A set can be thought of as a collection of objects. But what is it, really? The above sentence does not say: A set is a collection of objects. So is a set a collection of objects, or can it only be thought of as a collection of objects?
Sets can be of two types: those that contain themselves, and those that do not. For example, consider the set $F$ of fruits in your home. This set is not a fruit, so cannot contain itself. Now consider the set $A$. The set $A$ contains all sets that can be described in less than sixteen words. The above sentence has only $15$ words and describes $A$, so $A$ must be a member of itself.

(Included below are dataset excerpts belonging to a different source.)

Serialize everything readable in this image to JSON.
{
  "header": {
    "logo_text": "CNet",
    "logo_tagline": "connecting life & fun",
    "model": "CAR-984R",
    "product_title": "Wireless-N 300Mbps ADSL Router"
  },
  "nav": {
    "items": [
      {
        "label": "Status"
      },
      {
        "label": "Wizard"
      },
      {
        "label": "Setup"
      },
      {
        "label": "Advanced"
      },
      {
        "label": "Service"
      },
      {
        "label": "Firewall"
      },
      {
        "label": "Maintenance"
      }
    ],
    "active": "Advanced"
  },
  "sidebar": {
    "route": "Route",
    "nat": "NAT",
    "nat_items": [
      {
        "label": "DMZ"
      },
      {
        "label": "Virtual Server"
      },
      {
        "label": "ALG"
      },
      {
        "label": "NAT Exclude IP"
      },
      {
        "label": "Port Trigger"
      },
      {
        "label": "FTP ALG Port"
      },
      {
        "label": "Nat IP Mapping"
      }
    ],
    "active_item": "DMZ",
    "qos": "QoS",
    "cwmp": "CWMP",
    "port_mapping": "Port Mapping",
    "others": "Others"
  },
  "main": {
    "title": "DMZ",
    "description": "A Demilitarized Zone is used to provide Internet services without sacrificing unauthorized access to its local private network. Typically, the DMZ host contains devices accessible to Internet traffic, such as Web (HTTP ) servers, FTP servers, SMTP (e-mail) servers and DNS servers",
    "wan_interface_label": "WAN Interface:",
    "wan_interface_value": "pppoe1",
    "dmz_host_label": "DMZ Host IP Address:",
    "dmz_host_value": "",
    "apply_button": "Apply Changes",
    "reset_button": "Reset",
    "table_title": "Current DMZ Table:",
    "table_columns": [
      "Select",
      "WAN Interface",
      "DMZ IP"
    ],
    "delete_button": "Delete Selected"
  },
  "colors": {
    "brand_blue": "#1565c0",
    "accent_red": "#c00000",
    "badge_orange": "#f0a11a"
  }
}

Now consider the set $R$ of all sets that do not contain themselves as a member. In particular, $F$ is a member of $R$. The question is: Is $R$ a member of itself?
Well, if it is, then by definition $R$ consists of sets that do not contain themselves as a member. So $R$ is not a member of $R$. In short, if it is, then it is not.
Conversely, suppose $R$ is not a member of itself. Then since $R$ contains all sets that are not members of themselves, $R$ must be an element of $R$. Thus, if it is not, it is!
This paradox—pointed out the famous philosopher, Bertrand Russell—led to the formalization of set theory. Formally speaking, a ‘set’ and the relation ‘is an element of’ are undefined notions that satisfy certain axioms. However, we can continue to think of a set as a collection of objects. Just make sure that we consider only well defined sets—where we can decide whether any given object is an element of the set or not. That saves us from all Russellian disasters.